Ne serait-ce pas, alors, que la stabilité, la permanence des objets sur lesquels s’exerce le sens critique jouent un rôle certain et considérable dans la manière dont il s’exerce ? Nulle solution de continuité n’existe dans l’œuvre intellectuelle et artistique de la France. Sous des formules gouvernementales opposées, sous des régimes administratifs très divers, cette œuvre s’est développée d’un mouvement ininterrompu ; ceux qui en ont été les artisans ont su demeurer fidèles au génie de la race et n’ont transgressé parfois les grands préceptes des ancêtres que pour y revenir bientôt chercher un renouveau d’inspiration et de fraîcheur. Aussi l’opinion n’a-t-elle jamais été privée d’exercer ses facultés d’appréciation et de pouvoir rendre d’équitables jugements. Aussi n’a-t-elle jamais ressenti de ces heurts soudains qui déroutent, de ces revirements fondamentaux qui désorientent ; heurts et revirements dont précisément la politique française a été remplie.

Une étude de l’étranger fournirait au besoin des documents à l’appui de cette thèse. L’Américain, plus intelligent que l’Anglais mais qui ne bénéficie point de la force vétuste de son appareil social et politique, juge des choses avec bien moins d’autorité et de rectitude ; l’Australien, plus imparfaitement encore. L’esprit inquiet et agité du Norvégien le rend inférieur en cela à ses frères Scandinaves. Quant à l’Autriche et à l’Espagne, les vicissitudes qu’y a traversées la respublica ont réduit le sens critique à l’état de fantôme déplorable, alors qu’il demeure solide et bien vivant en Hollande ou même en Grèce parce que la conception nationale y revêt des formes immuables et intangibles. Mille indices attestent de la sorte le lien qui rattache à la vie publique d’un peuple ses facultés critiques ; celles-ci vont se fortifiant par la superposition, l’accumulation, la répétition des mêmes sentiments, des mêmes spectacles, des mêmes impressions ; elles s’effritent au contraire et se désagrègent par l’émoi et l’incertitude que produisent les révolutions aussi bien que par les réfections successives et parfois contradictoires que nécessitent leurs excès. Pour nous dont l’existence collective depuis 1789 a été l’une des plus désordonnées et des moins raisonnables qu’aucun peuple ait jamais vécues, il est compréhensible qu’à travers nos jugements politiques se manifeste une absence de sens critique dont s’affligent parfois nos amis les plus sincères, nos admirateurs les plus enthousiastes. Mais si nous voulons continuer d’en manquer, il n’y a qu’une chose à faire, c’est de méditer sérieusement — et par là de préparer — quelque nouveau cataclysme. On y pense. Des gens qui estimaient, voici deux ans, la République dûment boulonnée sur sa base n’ont plus aujourd’hui la même confiance ; d’autres qui se sentaient irrésistiblement hostiles à toutes les solutions césariennes les envisagent maintenant avec une indulgence renaissante.

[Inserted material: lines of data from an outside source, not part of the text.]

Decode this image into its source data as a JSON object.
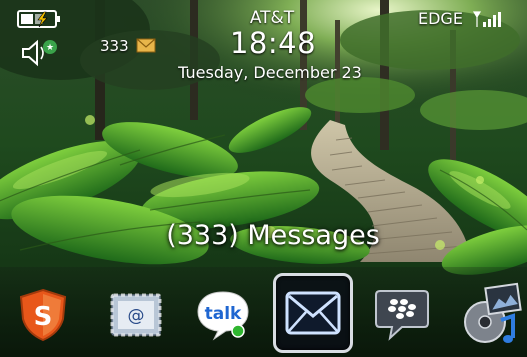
{
  "status": {
    "carrier": "AT&T",
    "time": "18:48",
    "date": "Tuesday, December 23",
    "network": "EDGE",
    "unread_count": "333",
    "icons": [
      "battery-charging-icon",
      "speaker-icon",
      "envelope-icon",
      "signal-strength-icon"
    ]
  },
  "focus_label": "(333) Messages",
  "dock": {
    "items": [
      {
        "icon": "security-shield-icon",
        "label": "S"
      },
      {
        "icon": "email-setup-icon",
        "label": "@"
      },
      {
        "icon": "google-talk-icon",
        "label": "talk"
      },
      {
        "icon": "messages-icon",
        "label": ""
      },
      {
        "icon": "blackberry-messenger-icon",
        "label": ""
      },
      {
        "icon": "media-icon",
        "label": ""
      }
    ],
    "focused_index": 3
  },
  "colors": {
    "focus_border": "#d9dde3",
    "shield": "#e8571a",
    "talk_green": "#2fb52f",
    "status_text": "#ffffff"
  }
}
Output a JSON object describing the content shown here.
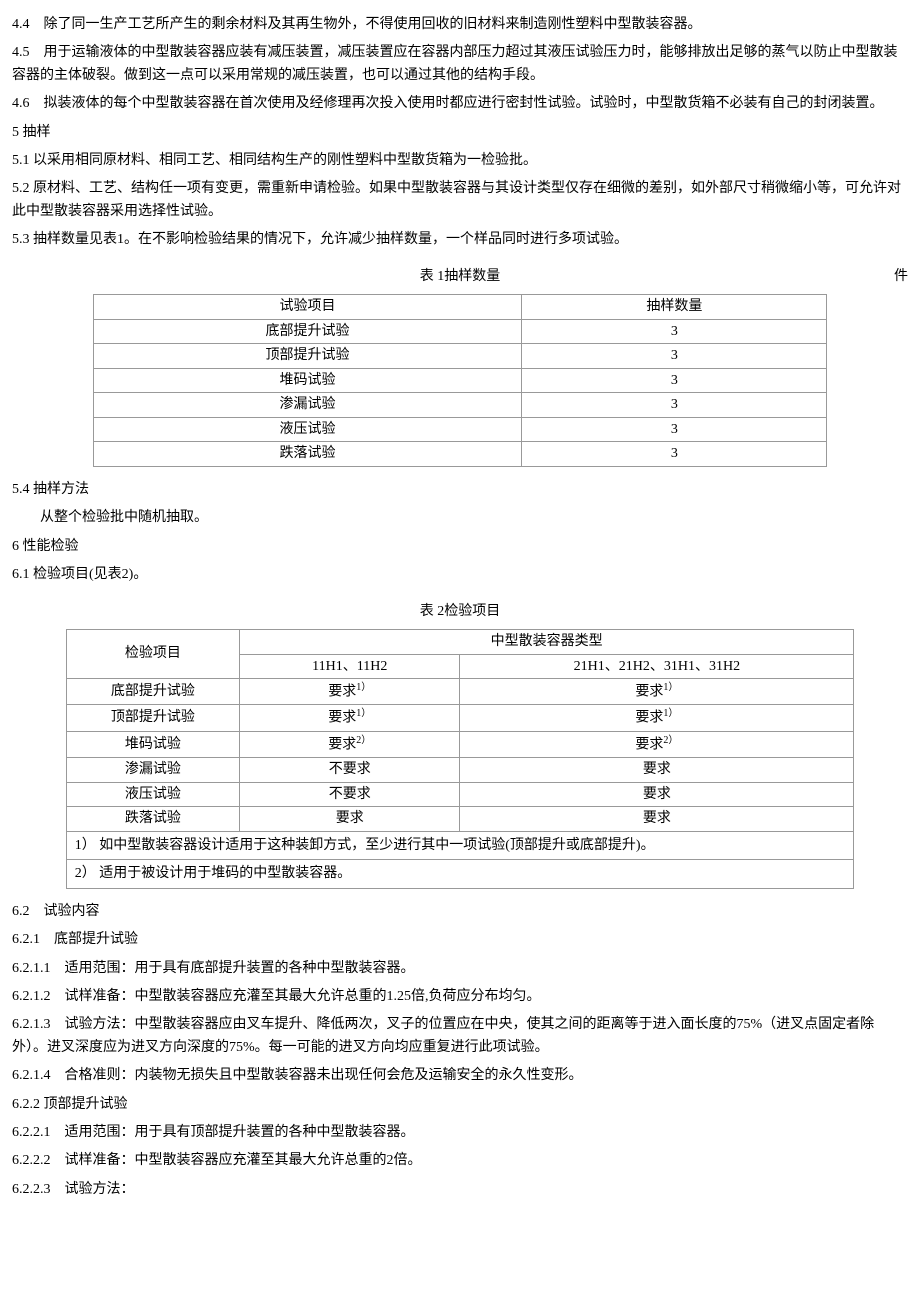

Cela encore démontre jusqu’à l’évidence le défaut de sens critique. Eh quoi ! jeter bas la maison parce qu’à l’usage certains inconvénients s’y sont révélés, parce que telles pièces se commandent, qu’ici un corridor est trop étroit ou là, un plafond trop bas ? Il serait si simple d’étudier les améliorations nécessaires en cherchant à les opérer au plus juste prix, — ou même d’ajouter quelque annexe, simple et commode, au bâtiment principal. Et puis encore, êtes-vous certains que ce soit la faute des institutions et non des hommes qui les appliquent ?…

Où en seraient à présent la puissance de l’Angleterre, celles de la Russie ou de la Prusse si de tels instincts avaient prévalu au temps des mauvais souverains et des ministres incapables ?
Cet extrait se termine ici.